Even when oil collapsed in 2020, Pembina faithfully paid its dividend. If you want a well-covered dividend that is likely to grow in the coming years, this is a good stock to hold.
A top real estate stock
Dream Industrial Real Estate Investment Trust (TSX:DIR.UN) pays a handsome 5.86% dividend yield at $11.50 per unit. It also pays out its dividends monthly, which can be nice bonus for those that like regular passive income.
Dream operates one of Canada’s largest industrial property portfolios. Industrial real estate has been booming over the past few years.

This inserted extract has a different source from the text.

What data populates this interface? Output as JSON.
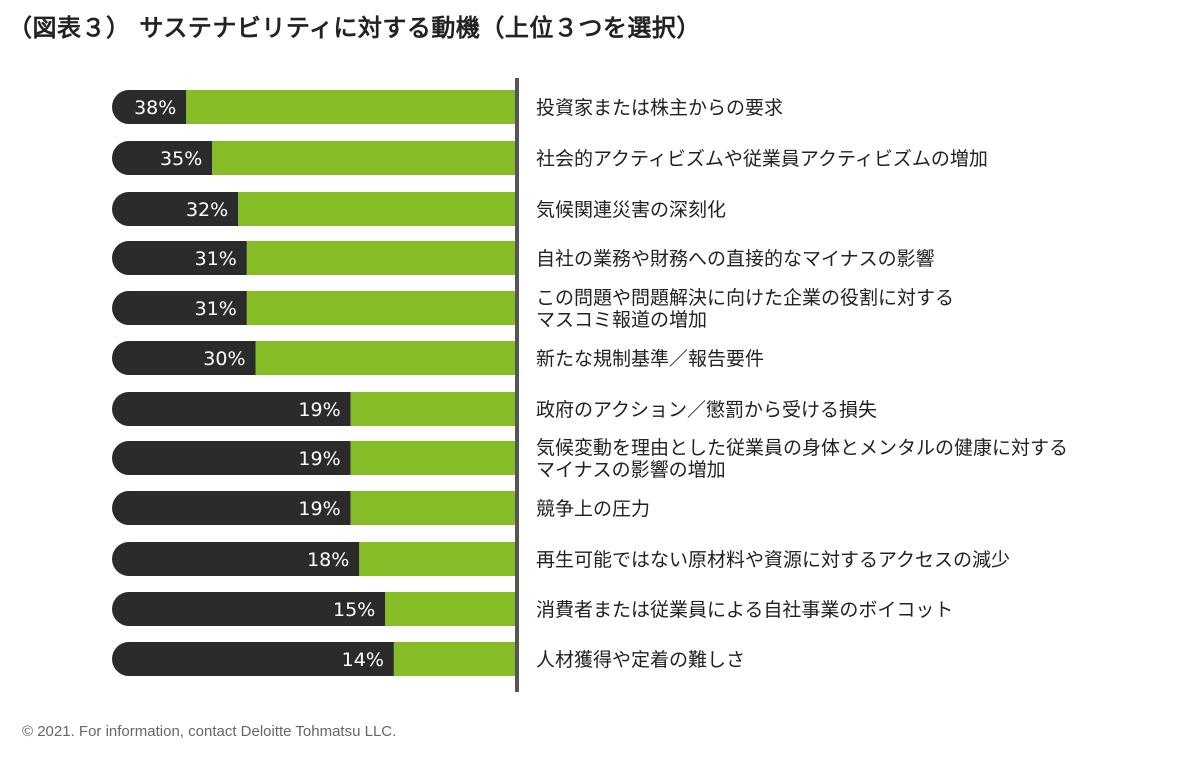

As a result, Dream has been delivering very strong, high single-digit cash flow per unit growth.
It just created a joint venture to manage a large Canadian industrial portfolio, so that should provide a nice boost to earnings in 2023. Given that its dividend is well covered by monthly cash flows, it is even possible that its dividend may increase in the future.
A Canadian telecom for dividend growth
Another stock for safe dividend income is TELUS (TSX:T). At $26.80 per share, it yields over 5.2% today. Given how crucial internet and cellular coverage are, TELUS operates a very defensive business.
It is nearing the end of a big capital-spending cycle. After, it expects to generate a lot of spare cash, which it plans to distribute back to shareholders in the form of some nice 7-10% dividend hikes.
TELUS is interesting because it is also building out several large digital businesses in IT/customer experience, healthcare, and agriculture. These businesses are growing at attractive rates and could be substantial contributors to earnings in the coming years. For a combination of safety, income, and even growth, TELUS is a great dividend stock to buy for the long term.